Luka Modric, le joueur
favori de Suzanne Vega, et Ivan Rakitic, le joueur favori de votre
voisin d'en-dessous qui fait des pâtisseries maison, ont tous les
deux remporté un trophée européen au mois de mai: le premier a mis
la main sur la fameuse decima avec le Real Madrid et le second
gagné l'Europa League sous le maillot du FC Séville. Auteurs d'une
saison de toute beauté, ils seront les atouts maîtres d'une
sélection croate qui pourrait tirer son épingle du jeu dans son
groupe derrière le Brésil, qualifié pour le second tour avant
d'avoir touché le ballon.
Révélé lors de l'Euro 2008, alors qu'il n'avait que vingt-deux ans, Modric n'a depuis cessé d'évoluer et de progresser. Après un passage remarqué à Tottenham, où il s'affirma comme l'un des meilleurs milieux de Premier League, il a pris une dimension planétaire avec le Real. Dans un club où la concurrence dans l'entre-jeu fait rage, il a su s'imposer comme un élément indispensable aux côtés de Xabi Alonso et prendre la direction des opérations. Le départ d'Özil a fait de Modric le véritable dépositaire du jeu du Real, et le Croate a parfaitement assumé cette responsabilité, touchant un nombre considérable de ballons et exerçant une influence croissante.
Moins virevoltant et
dribbleur qu'à ses débuts, l'ancien petit prodige du Dinamo Zagreb s'est mué
en impeccable régulateur, imposant le tempo, orientant la manœuvre,
faisant souvent la première passe vers l'avant. Son jeu respire
l'élégance et la simplicité, voire le dépouillement, même s'il
peut toujours offrir une gâterie technique de temps à autre. Vrai
meneur de jeu, il se préoccupe avant tout de faire jouer autour de
lui et brille essentiellement par sa capacité à créer du liant, à
mettre de l'huile dans les rouages. Il peut tout aussi bien opérer
depuis une position très reculée, en position de premier relanceur,
qu'au soutien direct des attaquants, et peu de milieux actuels
possèdent une palette aussi large que la sienne.
Ivan Rakitic est moins connu du grand public (auquel, précisément, la présente gazette ne s'adresse pas, comme quoi les choses sont parfois bien faites) mais ses superbes prestations avec le FC Séville (12 buts et 11 passes décisives en Liga) lui valent désormais l'intérêt du Barça. Il faut dire que son action mémorable pour offrir un but à Bacca face au Real a marqué les esprits. Considéré comme l'un des plus grands espoirs du football national depuis ses années allemandes, Rakitic a mis du temps à répondre aux attentes mais semble désormais donner sa pleine mesure. A vingt-six ans, il affiche déjà une soixantaine de sélections au compteur et fait partie des cadres de l'équipe nationale.

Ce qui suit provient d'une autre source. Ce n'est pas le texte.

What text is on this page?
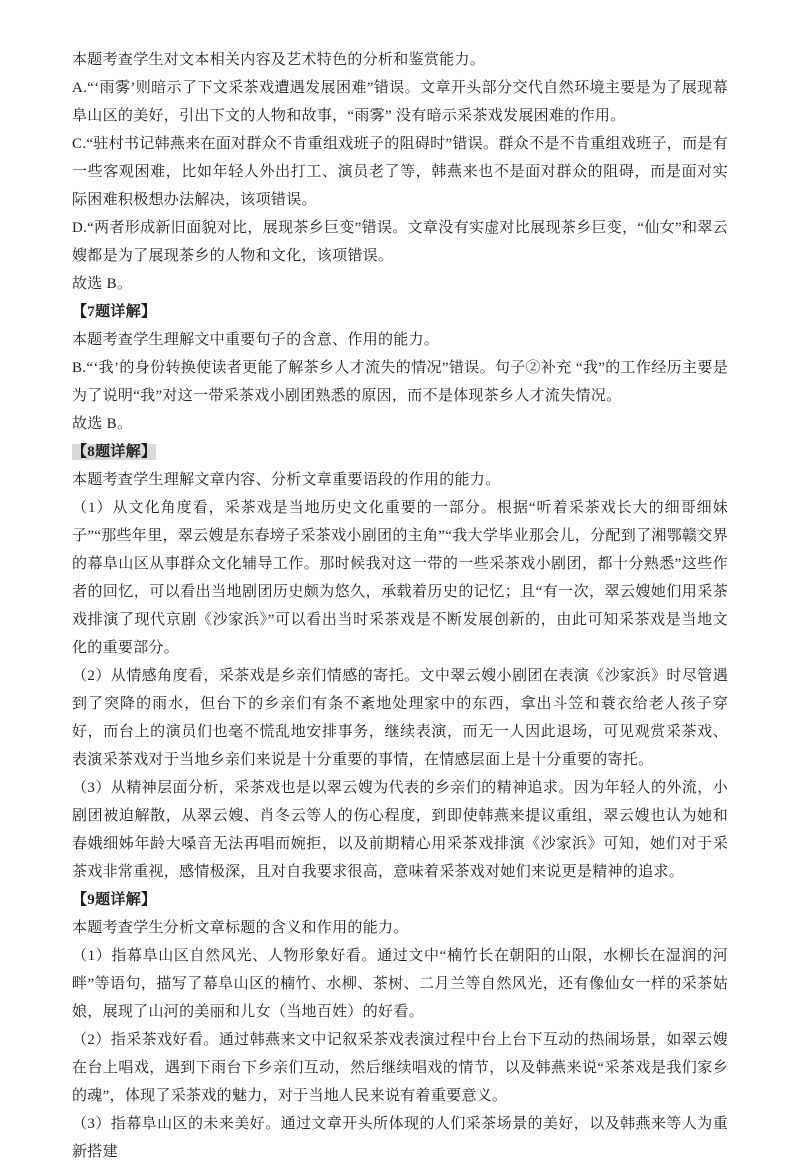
本题考查学生对文本相关内容及艺术特色的分析和鉴赏能力。
A.“‘雨雾’则暗示了下文采茶戏遭遇发展困难”错误。文章开头部分交代自然环境主要是为了展现幕阜山区的美好，引出下文的人物和故事，“雨雾” 没有暗示采茶戏发展困难的作用。
C.“驻村书记韩燕来在面对群众不肯重组戏班子的阻碍时”错误。群众不是不肯重组戏班子，而是有一些客观困难，比如年轻人外出打工、演员老了等，韩燕来也不是面对群众的阻碍，而是面对实际困难积极想办法解决，该项错误。
D.“两者形成新旧面貌对比，展现茶乡巨变”错误。文章没有实虚对比展现茶乡巨变，“仙女”和翠云嫂都是为了展现茶乡的人物和文化，该项错误。
故选 B。
【7题详解】
本题考查学生理解文中重要句子的含意、作用的能力。
B.“‘我’的身份转换使读者更能了解茶乡人才流失的情况”错误。句子②补充 “我”的工作经历主要是为了说明“我”对这一带采茶戏小剧团熟悉的原因，而不是体现茶乡人才流失情况。
故选 B。
【8题详解】
本题考查学生理解文章内容、分析文章重要语段的作用的能力。
（1）从文化角度看，采茶戏是当地历史文化重要的一部分。根据“听着采茶戏长大的细哥细妹子”“那些年里，翠云嫂是东春塝子采茶戏小剧团的主角”“我大学毕业那会儿，分配到了湘鄂赣交界的幕阜山区从事群众文化辅导工作。那时候我对这一带的一些采茶戏小剧团，都十分熟悉”这些作者的回忆，可以看出当地剧团历史颇为悠久，承载着历史的记忆；且“有一次，翠云嫂她们用采茶戏排演了现代京剧《沙家浜》”可以看出当时采茶戏是不断发展创新的，由此可知采茶戏是当地文化的重要部分。
（2）从情感角度看，采茶戏是乡亲们情感的寄托。文中翠云嫂小剧团在表演《沙家浜》时尽管遇到了突降的雨水，但台下的乡亲们有条不紊地处理家中的东西，拿出斗笠和蓑衣给老人孩子穿好，而台上的演员们也毫不慌乱地安排事务，继续表演，而无一人因此退场，可见观赏采茶戏、表演采茶戏对于当地乡亲们来说是十分重要的事情，在情感层面上是十分重要的寄托。
（3）从精神层面分析，采茶戏也是以翠云嫂为代表的乡亲们的精神追求。因为年轻人的外流，小剧团被迫解散，从翠云嫂、肖冬云等人的伤心程度，到即使韩燕来提议重组，翠云嫂也认为她和春娥细姊年龄大嗓音无法再唱而婉拒，以及前期精心用采茶戏排演《沙家浜》可知，她们对于采茶戏非常重视，感情极深，且对自我要求很高，意味着采茶戏对她们来说更是精神的追求。
【9题详解】
本题考查学生分析文章标题的含义和作用的能力。
（1）指幕阜山区自然风光、人物形象好看。通过文中“楠竹长在朝阳的山限，水柳长在湿润的河畔”等语句，描写了幕阜山区的楠竹、水柳、茶树、二月兰等自然风光，还有像仙女一样的采茶姑娘，展现了山河的美丽和儿女（当地百姓）的好看。
（2）指采茶戏好看。通过韩燕来文中记叙采茶戏表演过程中台上台下互动的热闹场景，如翠云嫂在台上唱戏，遇到下雨台下乡亲们互动，然后继续唱戏的情节，以及韩燕来说“采茶戏是我们家乡的魂”，体现了采茶戏的魅力，对于当地人民来说有着重要意义。
（3）指幕阜山区的未来美好。通过文章开头所体现的人们采茶场景的美好，以及韩燕来等人为重新搭建
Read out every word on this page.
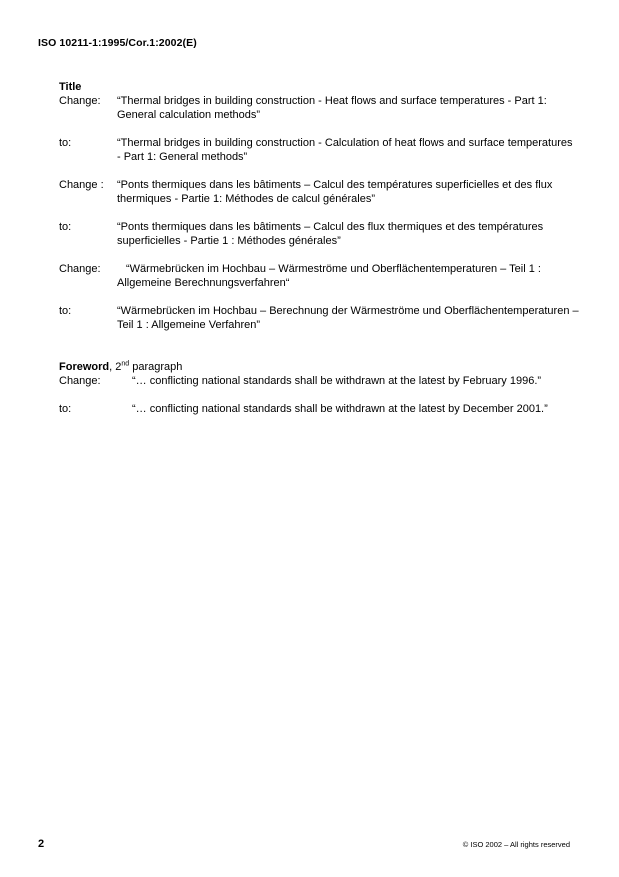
ISO 10211-1:1995/Cor.1:2002(E)
Title
Change:	“Thermal bridges in building construction - Heat flows and surface temperatures - Part 1: General calculation methods”
to:	“Thermal bridges in building construction - Calculation of heat flows and surface temperatures - Part 1: General methods”
Change :	“Ponts thermiques dans les bâtiments – Calcul des températures superficielles et des flux thermiques - Partie 1: Méthodes de calcul générales”
to:	“Ponts thermiques dans les bâtiments – Calcul des flux thermiques et des températures superficielles - Partie 1 : Méthodes générales”
Change:	“Wärmebrücken im Hochbau – Wärmeströme und Oberflächentemperaturen – Teil 1 : Allgemeine Berechnungsverfahren“
to:	“Wärmebrücken im Hochbau – Berechnung der Wärmeströme und Oberflächentemperaturen – Teil 1 : Allgemeine Verfahren”
Foreword, 2nd paragraph
Change:	“… conflicting national standards shall be withdrawn at the latest by February 1996.”
to:	“… conflicting national standards shall be withdrawn at the latest by December 2001.”
2	© ISO 2002 – All rights reserved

Joueur athlétique et faussement lent, Rakitic est capable d'inspirations géniales, dans la grande tradition des techniciens croates (Prosinecki, Boban, Asanovic), et s'appuie sur des facultés techniques exceptionnelles. Il possède un sens unique du dribble et du contre-pied et, de par sa justesse de passe, peut s'avérer aussi redoutable en contre que sur attaque placée. Sa qualité de frappe au-dessus de la moyenne (non en n'en rajoute pas, vous verrez bien, bande de dubitatifs précoces) constitue une menace permanente dans le jeu et sur coup de pied arrêté. Créatif, inventif, imprévisible, il possède un profil très complémentaire de celui de Modric, plus sobre et gestionnaire. On souhaite bien du courage aux récupérateurs adverses pour leur prendre la chique dans les pieds.

La paire Rakitic-Modric est à coup sûr le point fort du onze de Nico Kovac, qui vivra ou mourra par le milieu de terrain et devra trouver des solutions au coeur du jeu. N'oublions pas non plus que l'avant-centre que les deux artistes sont censés approvisionner n'est autre que Mario Mandzukic, auteur d'une trentaine de pions avec le Bayern toutes compétitions confondues, formidable présence dans la surface, adroit devant le but et parfait dans le rôle de contrôleur aérien. Lors du dernier Euro, il avait planté trois buts en trois matches (un doublé face à l'Irlande et le but égalisateur contre l'Italie). Gare à la Croatie si jamais son buteur en chef parvenait à maintenir sa moyenne.